Operational cases have been published. So far, they have failed to convince. They need to be independently assessed. The Home Secretary indicated that the information has been given to the Intelligence and Security Committee, and we await the outcome of that. I do not suggest they cannot be justified, but it is important for the public at large that they are justified.

On proportionality, the principle is that the most intrusive powers should be reserved for the most serious cases. There must be clear safeguards to prevent the temptations of using them for lesser offences. There can be no doubt that when a young child goes missing or the intelligence suggests a suspected terrorist attack, access to data held by the police—and, where necessary, the security and intelligence services—should be rapid and reliable. However, that does not justify routine resort to intrusive measures in other, less serious cases.

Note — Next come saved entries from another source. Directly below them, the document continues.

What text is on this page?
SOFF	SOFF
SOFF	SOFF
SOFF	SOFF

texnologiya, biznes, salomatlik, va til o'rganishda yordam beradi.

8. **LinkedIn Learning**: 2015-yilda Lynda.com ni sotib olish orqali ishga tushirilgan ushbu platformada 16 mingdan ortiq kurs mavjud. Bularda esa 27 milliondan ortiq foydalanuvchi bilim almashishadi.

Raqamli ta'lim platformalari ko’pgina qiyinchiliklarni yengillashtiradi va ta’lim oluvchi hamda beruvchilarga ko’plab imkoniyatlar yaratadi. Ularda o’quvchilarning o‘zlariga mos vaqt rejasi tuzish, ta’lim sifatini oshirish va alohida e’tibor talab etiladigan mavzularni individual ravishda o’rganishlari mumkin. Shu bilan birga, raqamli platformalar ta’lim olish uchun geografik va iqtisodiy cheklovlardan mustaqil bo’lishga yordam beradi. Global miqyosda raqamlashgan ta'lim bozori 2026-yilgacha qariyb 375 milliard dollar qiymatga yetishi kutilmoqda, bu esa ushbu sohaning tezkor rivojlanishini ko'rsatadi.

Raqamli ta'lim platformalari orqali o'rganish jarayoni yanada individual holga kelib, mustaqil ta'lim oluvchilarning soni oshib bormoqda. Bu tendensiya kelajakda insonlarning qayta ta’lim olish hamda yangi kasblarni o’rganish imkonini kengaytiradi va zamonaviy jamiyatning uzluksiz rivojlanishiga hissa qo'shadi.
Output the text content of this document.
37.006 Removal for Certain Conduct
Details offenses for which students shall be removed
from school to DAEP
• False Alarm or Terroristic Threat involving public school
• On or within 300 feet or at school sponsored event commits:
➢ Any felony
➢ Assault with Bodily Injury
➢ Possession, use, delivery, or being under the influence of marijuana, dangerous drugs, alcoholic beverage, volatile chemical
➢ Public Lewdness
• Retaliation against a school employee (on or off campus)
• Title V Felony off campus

A lot of concern has been expressed about internet connection records. A rule that should be applied in investigatory powers cases is that the wider the set of data collected, the more careful the threshold should be and the higher the point of access. Even if the case can be made for internet connection records, that is a very, very wide dataset. This requires the threshold for access to be reconsidered and I invite the Government to consider the really serious matter of the threshold for access for internet connection records.

A fit-for-purpose 21st-century surveillance law is a prize worth fighting for and Labour will work with the Government to achieve it. For that to happen, however, the Government need to allow sufficient time for scrutiny, and, equally importantly, to shift position on a number of key issues. It is as simple as that.